Due to all the hospital visits and doctors' visits, we decided in May of 2017 to hop in the car and head to Palm Springs, California to get married.  "After over 31 years of living together, we decided to take the plunge and get married" was my Facebook announcement. Folks were stunned but it was much easier to be married and maneuver hospitals and doctors.  Fun trip and yes, I did all the driving. But the ring Jay gave me more than made up for it!

Jay was having PET scans every three months to keep an eye on the growth.  In July of 2017, Dr. J. removed a cancerous lymph node and all the other nodes in the mediastinum.  We felt as if he'd gotten it all.  However, the September PET scan showed another growth.  Off to Dr. A., for another surgical biopsy in November.  Dr. A. was very forthcoming with me and after using the word HOSPICE several times, he got my attention. It appears Jay has metastatic cancer for which their is no cure - no source - if one tumor is removed, another will raise its ugly head in another part of his body in the matter of just a few weeks.  Dr. F. told us NOT to be be unduly worried as it's slow growing and she assured us she would give us fair warning before hospice needs to be called in.

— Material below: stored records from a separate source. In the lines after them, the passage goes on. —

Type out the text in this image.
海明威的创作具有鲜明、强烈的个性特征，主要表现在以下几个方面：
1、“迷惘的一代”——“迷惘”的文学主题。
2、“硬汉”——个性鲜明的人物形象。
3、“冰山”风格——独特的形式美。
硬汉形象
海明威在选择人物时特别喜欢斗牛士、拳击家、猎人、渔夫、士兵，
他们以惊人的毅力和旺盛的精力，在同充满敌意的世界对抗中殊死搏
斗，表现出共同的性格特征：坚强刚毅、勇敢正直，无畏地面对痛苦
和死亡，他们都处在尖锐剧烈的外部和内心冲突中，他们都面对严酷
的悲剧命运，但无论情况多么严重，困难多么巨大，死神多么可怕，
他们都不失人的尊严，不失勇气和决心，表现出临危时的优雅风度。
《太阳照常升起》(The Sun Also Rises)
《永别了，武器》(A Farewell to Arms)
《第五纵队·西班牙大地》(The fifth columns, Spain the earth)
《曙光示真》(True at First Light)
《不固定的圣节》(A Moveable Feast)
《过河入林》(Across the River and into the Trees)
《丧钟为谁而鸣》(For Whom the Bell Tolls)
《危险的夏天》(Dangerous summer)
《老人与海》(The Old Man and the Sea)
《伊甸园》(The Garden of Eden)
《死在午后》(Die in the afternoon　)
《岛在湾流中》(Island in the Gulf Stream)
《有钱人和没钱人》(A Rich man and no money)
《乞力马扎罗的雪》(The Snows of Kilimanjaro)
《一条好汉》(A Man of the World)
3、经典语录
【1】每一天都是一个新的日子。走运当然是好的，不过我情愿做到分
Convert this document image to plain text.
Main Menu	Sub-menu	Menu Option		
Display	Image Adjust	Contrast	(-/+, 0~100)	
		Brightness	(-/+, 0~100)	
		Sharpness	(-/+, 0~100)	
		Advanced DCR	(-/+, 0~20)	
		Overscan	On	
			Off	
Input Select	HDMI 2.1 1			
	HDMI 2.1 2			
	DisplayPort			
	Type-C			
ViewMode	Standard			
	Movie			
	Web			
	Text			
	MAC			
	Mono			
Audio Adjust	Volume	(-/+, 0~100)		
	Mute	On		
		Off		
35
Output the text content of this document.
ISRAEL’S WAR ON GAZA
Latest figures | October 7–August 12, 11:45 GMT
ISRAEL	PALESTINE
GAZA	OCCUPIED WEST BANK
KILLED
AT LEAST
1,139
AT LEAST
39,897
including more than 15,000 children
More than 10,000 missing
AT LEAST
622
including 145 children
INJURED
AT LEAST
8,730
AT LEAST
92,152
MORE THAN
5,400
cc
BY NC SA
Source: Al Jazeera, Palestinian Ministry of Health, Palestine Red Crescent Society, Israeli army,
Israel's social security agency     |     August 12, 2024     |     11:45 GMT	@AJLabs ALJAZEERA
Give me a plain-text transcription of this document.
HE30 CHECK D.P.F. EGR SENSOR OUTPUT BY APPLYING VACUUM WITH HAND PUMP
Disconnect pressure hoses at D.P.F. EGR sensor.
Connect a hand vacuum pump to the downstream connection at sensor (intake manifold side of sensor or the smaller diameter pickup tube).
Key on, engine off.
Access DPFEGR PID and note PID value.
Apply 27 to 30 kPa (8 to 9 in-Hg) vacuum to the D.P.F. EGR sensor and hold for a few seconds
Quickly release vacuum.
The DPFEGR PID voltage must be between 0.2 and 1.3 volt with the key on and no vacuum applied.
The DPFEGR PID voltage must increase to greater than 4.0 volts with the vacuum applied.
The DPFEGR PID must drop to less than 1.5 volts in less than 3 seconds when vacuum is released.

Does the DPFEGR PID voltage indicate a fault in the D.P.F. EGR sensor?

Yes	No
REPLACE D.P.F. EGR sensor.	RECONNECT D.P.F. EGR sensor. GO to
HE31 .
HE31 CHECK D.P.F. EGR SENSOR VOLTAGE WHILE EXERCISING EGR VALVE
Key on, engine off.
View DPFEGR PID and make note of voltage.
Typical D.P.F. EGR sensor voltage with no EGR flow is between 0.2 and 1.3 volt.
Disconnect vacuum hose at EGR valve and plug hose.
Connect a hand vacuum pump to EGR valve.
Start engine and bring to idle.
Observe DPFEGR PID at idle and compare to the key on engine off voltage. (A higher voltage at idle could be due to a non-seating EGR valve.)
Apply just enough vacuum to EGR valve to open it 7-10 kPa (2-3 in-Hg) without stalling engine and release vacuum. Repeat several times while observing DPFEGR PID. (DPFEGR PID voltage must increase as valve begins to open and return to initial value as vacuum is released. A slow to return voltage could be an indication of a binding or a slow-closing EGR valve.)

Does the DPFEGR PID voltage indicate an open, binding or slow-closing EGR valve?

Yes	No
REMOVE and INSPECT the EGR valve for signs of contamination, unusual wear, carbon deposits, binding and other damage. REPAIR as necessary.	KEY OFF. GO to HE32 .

Dr. H., our primary, has been seeing Jay every three months to keep an eye on his MCI.  Now, because of the stress, she sees me every three months as well.  She told me that writing a blog would help not only me, but could very well help other folks in this situation.

Jay's now being infused with Erbitux once a week - for the rest of his life.  Sometimes the MCI seems like a blessing as he doesn't seem to stress about the cancer, but other times, he is very childlike in his rantings.  I often call him My Toddler and when I told this to Dr. H., she said it was true but that he just wouldn't get "older" due to the MCI.

So, that's some history.  I'm going to try to use this platform as a way to vent so as not to burden family and friends with my everyday issues.  If anyone finds any of this helpful so far or in future postings, please don't hesitate to ask questions. Or give advice.

Thanks for your shoulder! More to come.